Personal life
- Born: New York City
- Education: Empire State College (BA in Liberal Arts and Sciences) Judaic Studies Post Graduate Degree issued by the Chief Rabbinate of Israel
- Occupation: Rabbi Executive Director of “Israel Up Close Productions”

Religious life
- Religion: Judaism
- Residence: Israel

= Joel Landau (rabbi) =

Modern Orthodox rabbi from New York City associated with Yad Ezra V'Shulamit in Israel

Joel Landau (born in Queens, New York) is a Modern Orthodox rabbi. He is associated with Yad Ezra V’Shulamit, an organization providing help to people in need throughout Israel, and The Kemach Foundation whose mission is to make positive impact in Israeli society, by contributing to its economic development, and providing resources and support for the members of the ultra-Orthodox community. Currently he serves as the executive director of “Israel Up Close Productions”, a non-profit film production company that researches and reports on how Israeli innovations improve the everyday life of people across the world.

==Life and career==
===Early life and education===
Joel Landau was born in Queens, New York, to a religious Zionist family. He spent his childhood in New York and Israel. In 1974 he and his family moved to Kefar Hanoar Hodayot, a village in Israel, and a few years later they moved to the Jewish quarter of the Old City of Jerusalem. This allowed him to get involved in the reclamation of Jewish-owned property in the Moslem Quarter. Upon finishing high school he joined the "Shvut Yisrael" Hesder Yeshiva in Efrat.

Landau has a Bachelor of Arts degree in Liberal Arts and Sciences from Empire State College, a teaching credential from Lipshitz College, ordination from the Chief Rabbinate in Jerusalem, and a post- graduate degree in Judaic Studies issued by the Chief Rabbinate of Israel.

===Career===
In 1988 Landau became the Associate Rabbi of Brith Sholom Beth Israel Synagogue in Charleston, South Carolina. He was a founding member of the Charleston County Law Enforcement Chaplaincy, which provided personal and spiritual counseling. Four years later he became the Rav of Beth Jacob Congregation of Irvine, California. During his 12 years of service he managed to triple the size of the shul, and in addition to his rabbi responsibilities he was actively involved in many aspects of the Jewish community life, from local schools to the JCC, Federation, AIPAC and representing Israel and Judaism in general. He also helped raise thousands of dollars for Israeli victims of terror. In 2004, Landau returned to Israel and became involved with Yad Ezra V’Shulamit, and through this organization he helped provide thousands of food baskets every week and distribute them to those in need across Israel. Inspired by this, he decided to make an even bigger impact and became involved with The Kemach Foundation, an organization whose mission is to bring positive changes into Israeli society, enable members of the ultra-Orthodox community to join the work-force and contribute to the economic development of Israel by providing them with support and resources.
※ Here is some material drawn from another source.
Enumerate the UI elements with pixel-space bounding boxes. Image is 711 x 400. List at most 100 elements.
Starting from June 2011, Landau has served as the executive director of "Israel Up Close Productions" or IUC, a non-profit company that focuses on Israel's positive impact and quality of life through its advances in medicine, healthcare, education, technology, agriculture, ecology and so on. The non-profit film production company identifies, researches, and reports on how Israeli innovations improve the daily lives of people throughout the world. Their humanitarian initiatives and outreach projects around the globe, demonstrate Israel's concern for people in need.

===Personal life===
Landau is married to Johni née Rakov, and the couple has three sons, three daughters and seven grandchildren.